Just like Chinese


Geoff Pullum’s newspaper headline noun compound interpretation difficulty post earlier today reminded me of Japanese. Why? Because sometimes the Japanese love really long noun compounds. In fact, it may be that nothing strikes more fear into the heart of a learner of Japanese than seeing those huge Chinese-character compounds. (okay, maybe the million or so pronunciations of a single character ranks up there too). I found that the Ministry of Health, Labor and Welfare is one of the, shall we say, best, users of noun compounds:

非加熱血液凝固因子製剤納入先医療機関名

[pre un-heated blood congealment factor production delivery] medical-treatment organization name

…I think. I’m not sure about the 先 ‘pre’. And that’s not splitting up the N-N compounds like “blood” = “blood liquid” and “congealment” = “congeal lumpify”

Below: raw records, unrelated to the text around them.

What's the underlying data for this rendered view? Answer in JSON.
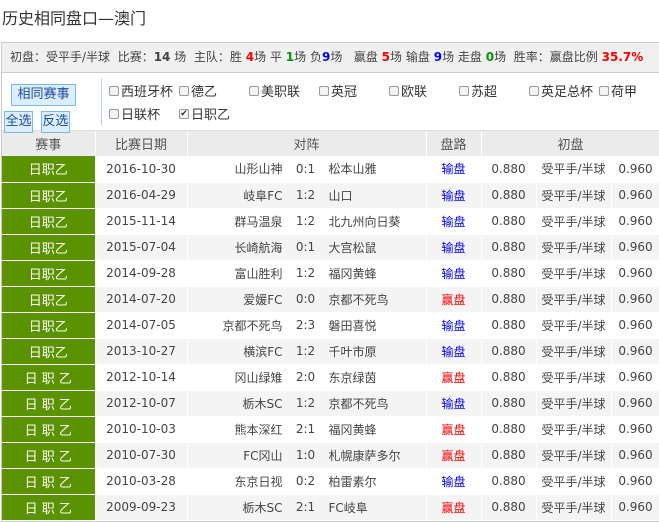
{
  "title": "历史相同盘口—澳门",
  "summary": {
    "handicap_label": "初盘：受平手/半球",
    "match_label": "比赛：",
    "match_count": "14",
    "match_unit": "场",
    "home_label": "主队：胜",
    "wins": "4",
    "unit": "场",
    "draw_label": "平",
    "draws": "1",
    "loss_label": "负",
    "losses": "9",
    "win_pan_label": "赢盘",
    "win_pan": "5",
    "lose_pan_label": "输盘",
    "lose_pan": "9",
    "walk_label": "走盘",
    "walk": "0",
    "rate_label": "胜率：赢盘比例",
    "rate": "35.7%"
  },
  "buttons": {
    "same": "相同赛事",
    "all": "全选",
    "invert": "反选"
  },
  "leagues": [
    {
      "label": "西班牙杯",
      "checked": false
    },
    {
      "label": "德乙",
      "checked": false
    },
    {
      "label": "美职联",
      "checked": false
    },
    {
      "label": "英冠",
      "checked": false
    },
    {
      "label": "欧联",
      "checked": false
    },
    {
      "label": "苏超",
      "checked": false
    },
    {
      "label": "英足总杯",
      "checked": false
    },
    {
      "label": "荷甲",
      "checked": false
    },
    {
      "label": "日联杯",
      "checked": false
    },
    {
      "label": "日职乙",
      "checked": true
    }
  ],
  "headers": {
    "league": "赛事",
    "date": "比赛日期",
    "match": "对阵",
    "result": "盘路",
    "odds": "初盘"
  },
  "rows": [
    {
      "league": "日职乙",
      "date": "2016-10-30",
      "home": "山形山神",
      "score": "0:1",
      "away": "松本山雅",
      "result": "输盘",
      "o1": "0.880",
      "hc": "受平手/半球",
      "o2": "0.960"
    },
    {
      "league": "日职乙",
      "date": "2016-04-29",
      "home": "岐阜FC",
      "score": "1:2",
      "away": "山口",
      "result": "输盘",
      "o1": "0.880",
      "hc": "受平手/半球",
      "o2": "0.960"
    },
    {
      "league": "日职乙",
      "date": "2015-11-14",
      "home": "群马温泉",
      "score": "1:2",
      "away": "北九州向日葵",
      "result": "输盘",
      "o1": "0.880",
      "hc": "受平手/半球",
      "o2": "0.960"
    },
    {
      "league": "日职乙",
      "date": "2015-07-04",
      "home": "长崎航海",
      "score": "0:1",
      "away": "大宫松鼠",
      "result": "输盘",
      "o1": "0.880",
      "hc": "受平手/半球",
      "o2": "0.960"
    },
    {
      "league": "日职乙",
      "date": "2014-09-28",
      "home": "富山胜利",
      "score": "1:2",
      "away": "福冈黄蜂",
      "result": "输盘",
      "o1": "0.880",
      "hc": "受平手/半球",
      "o2": "0.960"
    },
    {
      "league": "日职乙",
      "date": "2014-07-20",
      "home": "爱媛FC",
      "score": "0:0",
      "away": "京都不死鸟",
      "result": "赢盘",
      "o1": "0.880",
      "hc": "受平手/半球",
      "o2": "0.960"
    },
    {
      "league": "日职乙",
      "date": "2014-07-05",
      "home": "京都不死鸟",
      "score": "2:3",
      "away": "磐田喜悦",
      "result": "输盘",
      "o1": "0.880",
      "hc": "受平手/半球",
      "o2": "0.960"
    },
    {
      "league": "日职乙",
      "date": "2013-10-27",
      "home": "横滨FC",
      "score": "1:2",
      "away": "千叶市原",
      "result": "输盘",
      "o1": "0.880",
      "hc": "受平手/半球",
      "o2": "0.960"
    },
    {
      "league": "日 职 乙",
      "date": "2012-10-14",
      "home": "冈山绿雉",
      "score": "2:0",
      "away": "东京绿茵",
      "result": "赢盘",
      "o1": "0.880",
      "hc": "受平手/半球",
      "o2": "0.960"
    },
    {
      "league": "日 职 乙",
      "date": "2012-10-07",
      "home": "栃木SC",
      "score": "1:2",
      "away": "京都不死鸟",
      "result": "输盘",
      "o1": "0.880",
      "hc": "受平手/半球",
      "o2": "0.960"
    },
    {
      "league": "日 职 乙",
      "date": "2010-10-03",
      "home": "熊本深红",
      "score": "2:1",
      "away": "福冈黄蜂",
      "result": "赢盘",
      "o1": "0.880",
      "hc": "受平手/半球",
      "o2": "0.960"
    },
    {
      "league": "日 职 乙",
      "date": "2010-07-30",
      "home": "FC冈山",
      "score": "1:0",
      "away": "札幌康萨多尔",
      "result": "赢盘",
      "o1": "0.880",
      "hc": "受平手/半球",
      "o2": "0.960"
    },
    {
      "league": "日 职 乙",
      "date": "2010-03-28",
      "home": "东京日视",
      "score": "0:2",
      "away": "柏雷素尔",
      "result": "输盘",
      "o1": "0.880",
      "hc": "受平手/半球",
      "o2": "0.960"
    },
    {
      "league": "日 职 乙",
      "date": "2009-09-23",
      "home": "栃木SC",
      "score": "2:1",
      "away": "FC岐阜",
      "result": "赢盘",
      "o1": "0.880",
      "hc": "受平手/半球",
      "o2": "0.960"
    }
  ]
}
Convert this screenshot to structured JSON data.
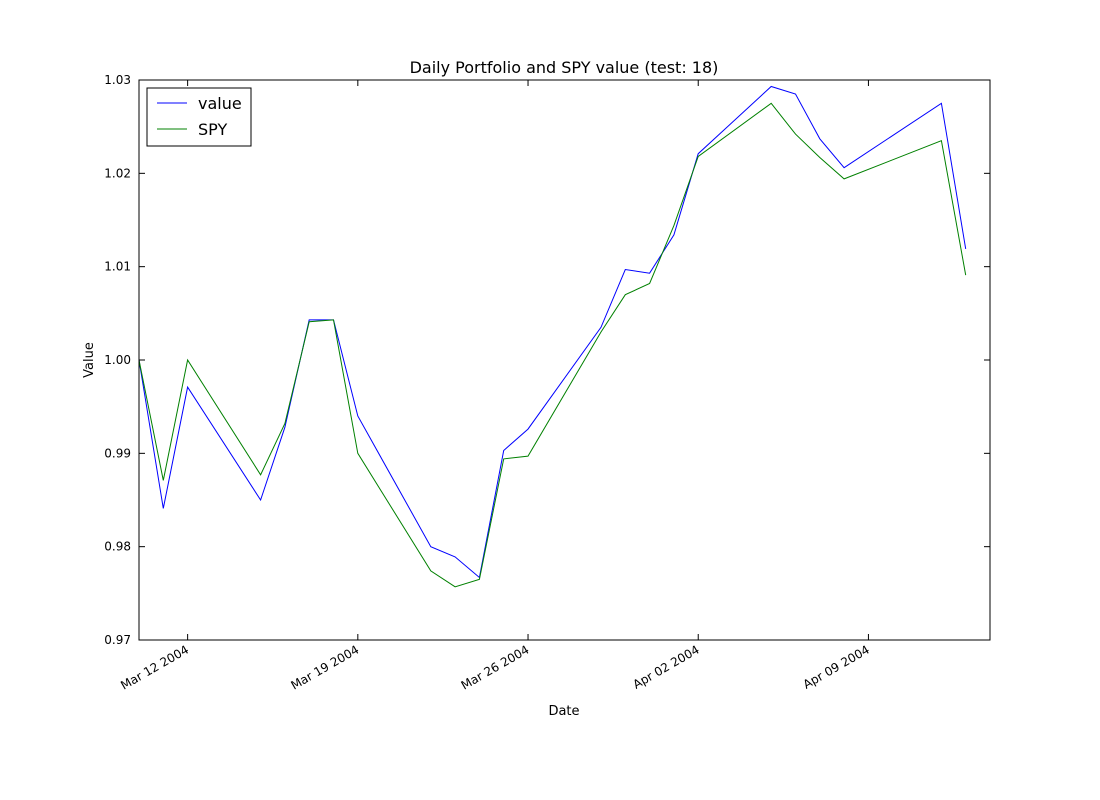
{
  "chart_data": {
    "type": "line",
    "title": "Daily Portfolio and SPY value (test: 18)",
    "xlabel": "Date",
    "ylabel": "Value",
    "x": [
      "2004-03-10",
      "2004-03-11",
      "2004-03-12",
      "2004-03-15",
      "2004-03-16",
      "2004-03-17",
      "2004-03-18",
      "2004-03-19",
      "2004-03-22",
      "2004-03-23",
      "2004-03-24",
      "2004-03-25",
      "2004-03-26",
      "2004-03-29",
      "2004-03-30",
      "2004-03-31",
      "2004-04-01",
      "2004-04-02",
      "2004-04-05",
      "2004-04-06",
      "2004-04-07",
      "2004-04-08",
      "2004-04-12",
      "2004-04-13"
    ],
    "series": [
      {
        "name": "value",
        "color": "#0000ff",
        "values": [
          1.0,
          0.9841,
          0.9971,
          0.985,
          0.9928,
          1.0043,
          1.0043,
          0.994,
          0.98,
          0.9789,
          0.9767,
          0.9903,
          0.9926,
          1.0035,
          1.0097,
          1.0093,
          1.0134,
          1.0221,
          1.0293,
          1.0285,
          1.0237,
          1.0206,
          1.0275,
          1.0119
        ]
      },
      {
        "name": "SPY",
        "color": "#008000",
        "values": [
          1.0,
          0.9871,
          1.0,
          0.9877,
          0.9932,
          1.0041,
          1.0043,
          0.99,
          0.9774,
          0.9757,
          0.9765,
          0.9894,
          0.9897,
          1.003,
          1.007,
          1.0082,
          1.0144,
          1.0218,
          1.0275,
          1.0242,
          1.0217,
          1.0194,
          1.0235,
          1.0091
        ]
      }
    ],
    "xlim": [
      "2004-03-10",
      "2004-04-14"
    ],
    "ylim": [
      0.97,
      1.03
    ],
    "xticks": [
      {
        "date": "2004-03-12",
        "label": "Mar 12 2004"
      },
      {
        "date": "2004-03-19",
        "label": "Mar 19 2004"
      },
      {
        "date": "2004-03-26",
        "label": "Mar 26 2004"
      },
      {
        "date": "2004-04-02",
        "label": "Apr 02 2004"
      },
      {
        "date": "2004-04-09",
        "label": "Apr 09 2004"
      }
    ],
    "yticks": [
      {
        "value": 0.97,
        "label": "0.97"
      },
      {
        "value": 0.98,
        "label": "0.98"
      },
      {
        "value": 0.99,
        "label": "0.99"
      },
      {
        "value": 1.0,
        "label": "1.00"
      },
      {
        "value": 1.01,
        "label": "1.01"
      },
      {
        "value": 1.02,
        "label": "1.02"
      },
      {
        "value": 1.03,
        "label": "1.03"
      }
    ],
    "legend": {
      "placement": "top-left",
      "entries": [
        "value",
        "SPY"
      ]
    },
    "grid": false
  }
}
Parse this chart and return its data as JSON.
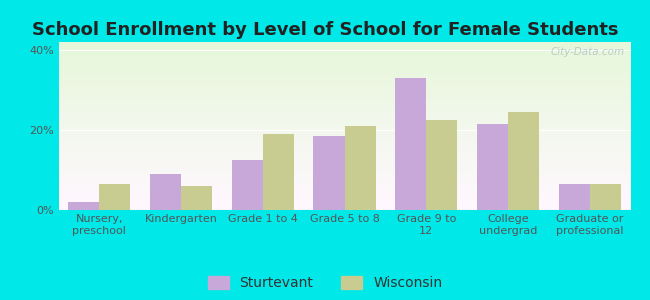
{
  "title": "School Enrollment by Level of School for Female Students",
  "categories": [
    "Nursery,\npreschool",
    "Kindergarten",
    "Grade 1 to 4",
    "Grade 5 to 8",
    "Grade 9 to\n12",
    "College\nundergrad",
    "Graduate or\nprofessional"
  ],
  "sturtevant": [
    2.0,
    9.0,
    12.5,
    18.5,
    33.0,
    21.5,
    6.5
  ],
  "wisconsin": [
    6.5,
    6.0,
    19.0,
    21.0,
    22.5,
    24.5,
    6.5
  ],
  "sturtevant_color": "#c8a8d8",
  "wisconsin_color": "#c8cc90",
  "bar_width": 0.38,
  "ylim": [
    0,
    42
  ],
  "yticks": [
    0,
    20,
    40
  ],
  "ytick_labels": [
    "0%",
    "20%",
    "40%"
  ],
  "figure_bg_color": "#00e8e8",
  "legend_labels": [
    "Sturtevant",
    "Wisconsin"
  ],
  "title_fontsize": 13,
  "tick_fontsize": 8,
  "legend_fontsize": 10,
  "watermark": "City-Data.com",
  "title_color": "#222222"
}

I’ve heard some Japanese speakers look at such compounds and say that it’s like it’s Chinese. Which is true to a certain extent: certainly Chinese text only has Chinese characters (maybe some numerals here and there), making it daunting to a reader of Japanese who is used to some kana every now and then to demarcate major phrasal boundaries. But these long compounds are not like normal Chinese texts, because they are just huge compounds, not clauses. The trained (or native) reader of Chinese, I assume, has no trouble sighting the relevant “grammatical” words just as a reader of Japanese reader would. But I will say that, at least for me, reading mostly Japanese over a period of time and then switching to Chinese requires a bit of a transition period before I can get used to seeing nothing but one script.

2 Comments so far

  1. The Tensor on June 27th, 2008

    “Clotting factor” is probably (but not necessarily, since your Japanese is better than mine) what’s meant rather than “congealing factor” — and that may be why it’s “congeal lumpify” (凝固) instead of just one or the other.

  2. Russell on June 27th, 2008

    D’oh, of course. One of those times where you have all the information to figure something out but the connections aren’t made. Funny considering the guy across the hall from me is working on blood clotting.